An organization representing eight Mi’kmaq groups in New Brunswick is joining a court challenge to the federal government’s approval of a new offshore oil project in Newfoundland.
Mi’gmawe’l Tplu’tagnn Inc. says a single spill from the Bay du Nord offshore oil development could harm Atlantic salmon, The Canadian Press reports.
The group says Ottawa did not fulfil; its duty to meaningfully consult with Indigenous communities about the proposed project led by Norway state fossil Equinor.
The federal government gave Bay du Nord regulatory approval in April, in what one critic immediately labelled a “slap in the face” from the federal cabinet. The $9.4-billion megaproject would be located about 500 kilometres northeast of St. John’s if Equinor decides to go ahead.

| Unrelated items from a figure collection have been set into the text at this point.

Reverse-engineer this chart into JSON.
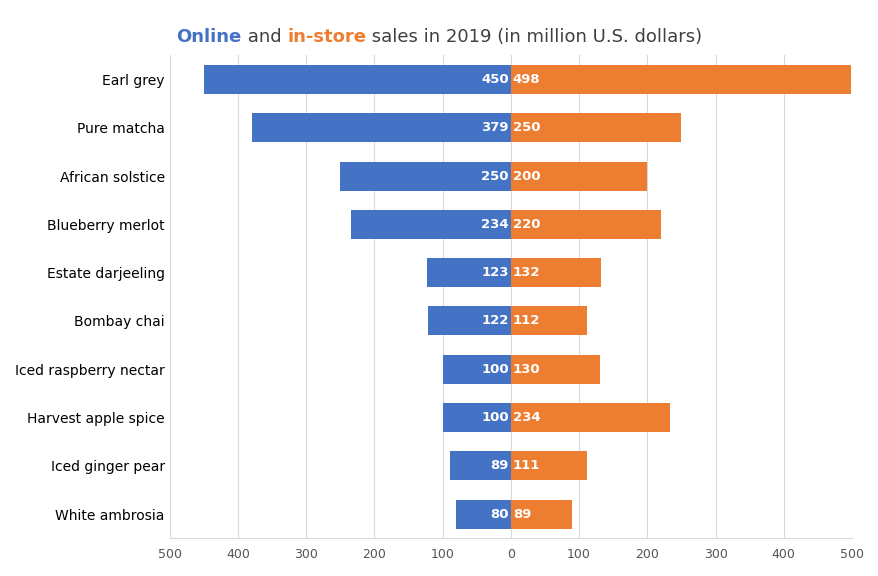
{
  "categories": [
    "Earl grey",
    "Pure matcha",
    "African solstice",
    "Blueberry merlot",
    "Estate darjeeling",
    "Bombay chai",
    "Iced raspberry nectar",
    "Harvest apple spice",
    "Iced ginger pear",
    "White ambrosia"
  ],
  "online": [
    450,
    379,
    250,
    234,
    123,
    122,
    100,
    100,
    89,
    80
  ],
  "instore": [
    498,
    250,
    200,
    220,
    132,
    112,
    130,
    234,
    111,
    89
  ],
  "online_color": "#4472C4",
  "instore_color": "#ED7D31",
  "title_online": "Online",
  "title_mid": " and ",
  "title_instore": "in-store",
  "title_suffix": " sales in 2019 (in million U.S. dollars)",
  "online_title_color": "#4472C4",
  "instore_title_color": "#ED7D31",
  "title_black_color": "#404040",
  "bar_label_color": "#FFFFFF",
  "axis_max": 500,
  "x_tick_vals": [
    -500,
    -400,
    -300,
    -200,
    -100,
    0,
    100,
    200,
    300,
    400,
    500
  ],
  "x_tick_labels": [
    "500",
    "400",
    "300",
    "200",
    "100",
    "0",
    "100",
    "200",
    "300",
    "400",
    "500"
  ],
  "background_color": "#FFFFFF",
  "grid_color": "#D9D9D9",
  "title_fontsize": 13,
  "label_fontsize": 9.5,
  "category_fontsize": 10,
  "tick_fontsize": 9,
  "bar_height": 0.6
}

Environmental law group Ecojustice filed an application on May 6 in Federal Court for a judicial review of Ottawa’s approval of Bay du Nord’s environmental assessment.
The group says Environment Minister Steven Guilbeault didn’t consider the greenhouse gas emissions that would be released when the development’s estimated 500 million barrels of recoverable oil are burned as fuel.

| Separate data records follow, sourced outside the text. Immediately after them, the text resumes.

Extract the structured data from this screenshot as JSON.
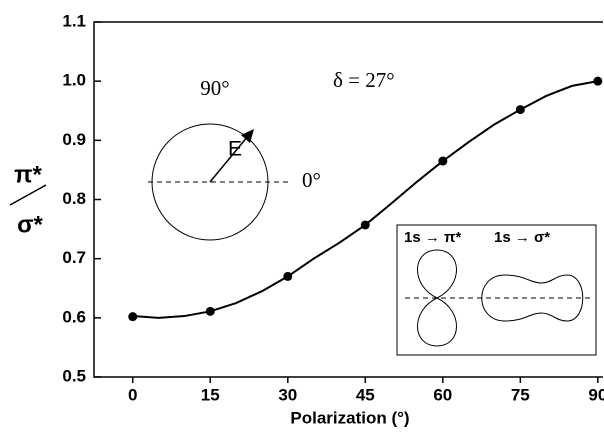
{
  "chart_data": {
    "type": "scatter",
    "xlabel": "Polarization (°)",
    "ylabel_numerator": "π*",
    "ylabel_denominator": "σ*",
    "x": [
      0,
      15,
      30,
      45,
      60,
      75,
      90
    ],
    "values": [
      0.602,
      0.611,
      0.67,
      0.757,
      0.865,
      0.952,
      1.0
    ],
    "color": "#000000",
    "fit": {
      "x": [
        0,
        5,
        10,
        15,
        20,
        25,
        30,
        35,
        40,
        45,
        50,
        55,
        60,
        65,
        70,
        75,
        80,
        85,
        90
      ],
      "values": [
        0.603,
        0.6,
        0.603,
        0.611,
        0.625,
        0.645,
        0.67,
        0.7,
        0.727,
        0.757,
        0.793,
        0.83,
        0.865,
        0.897,
        0.927,
        0.952,
        0.975,
        0.992,
        1.0
      ]
    },
    "xlim": [
      -7.5,
      91
    ],
    "ylim": [
      0.5,
      1.1
    ],
    "xticks": [
      0,
      15,
      30,
      45,
      60,
      75,
      90
    ],
    "yticks": [
      0.5,
      0.6,
      0.7,
      0.8,
      0.9,
      {
        "value": 1,
        "label": "1.0"
      },
      1.1
    ],
    "annotations": {
      "angle_90": "90°",
      "angle_0": "0°",
      "field": "E",
      "delta": "δ = 27°",
      "pi_transition": "1s → π*",
      "sigma_transition": "1s → σ*"
    }
  }
}
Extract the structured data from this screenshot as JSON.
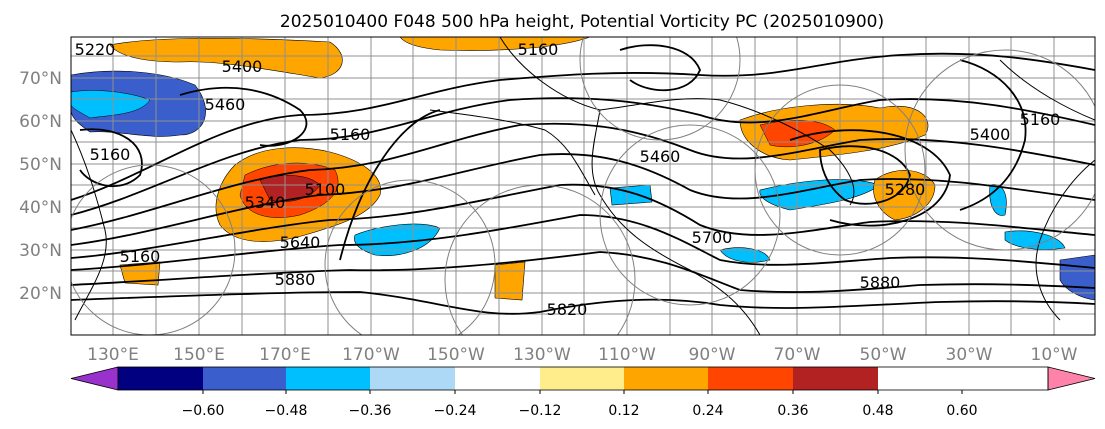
{
  "title": "2025010400 F048 500 hPa height, Potential Vorticity PC (2025010900)",
  "map": {
    "lat_labels": [
      "70°N",
      "60°N",
      "50°N",
      "40°N",
      "30°N",
      "20°N"
    ],
    "lon_labels": [
      "130°E",
      "150°E",
      "170°E",
      "170°W",
      "150°W",
      "130°W",
      "110°W",
      "90°W",
      "70°W",
      "50°W",
      "30°W",
      "10°W"
    ],
    "contour_labels": [
      "5160",
      "5400",
      "5460",
      "5160",
      "5160",
      "5100",
      "5340",
      "5640",
      "5880",
      "5820",
      "5460",
      "5700",
      "5880",
      "5400",
      "5160",
      "5280",
      "5220",
      "5160"
    ]
  },
  "colorbar": {
    "ticks": [
      "−0.60",
      "−0.48",
      "−0.36",
      "−0.24",
      "−0.12",
      "0.12",
      "0.24",
      "0.36",
      "0.48",
      "0.60"
    ],
    "colors": [
      "#9932cc",
      "#000080",
      "#3a5fcd",
      "#00bfff",
      "#add8f6",
      "#ffffff",
      "#ffec8b",
      "#ffa500",
      "#ff4500",
      "#b22222",
      "#ff82ab"
    ]
  },
  "colors": {
    "positive": "#ffa500",
    "strong_positive": "#ff4500",
    "negative": "#00bfff",
    "strong_negative": "#3a5fcd"
  }
}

Guilbeault’s order approving the project set 137 conditions, including a requirement for net-zero operations by 2050. But “industry and government rhetoric around ‘clean oil’ blatantly ignores the fact that the process of extracting oil only accounts for 10% of the emissions from an oil project, with the other 90% coming when the oil is burned,” Ecojustice said at the time.
“Recent estimates suggest that over its lifetime, Bay du Nord is projected to produce between 300 million to one billion barrels of oil, which could in turn generate about 400 million tonnes of carbon,” the same emissions that would come from seven to 10 million internal combustion cars per year.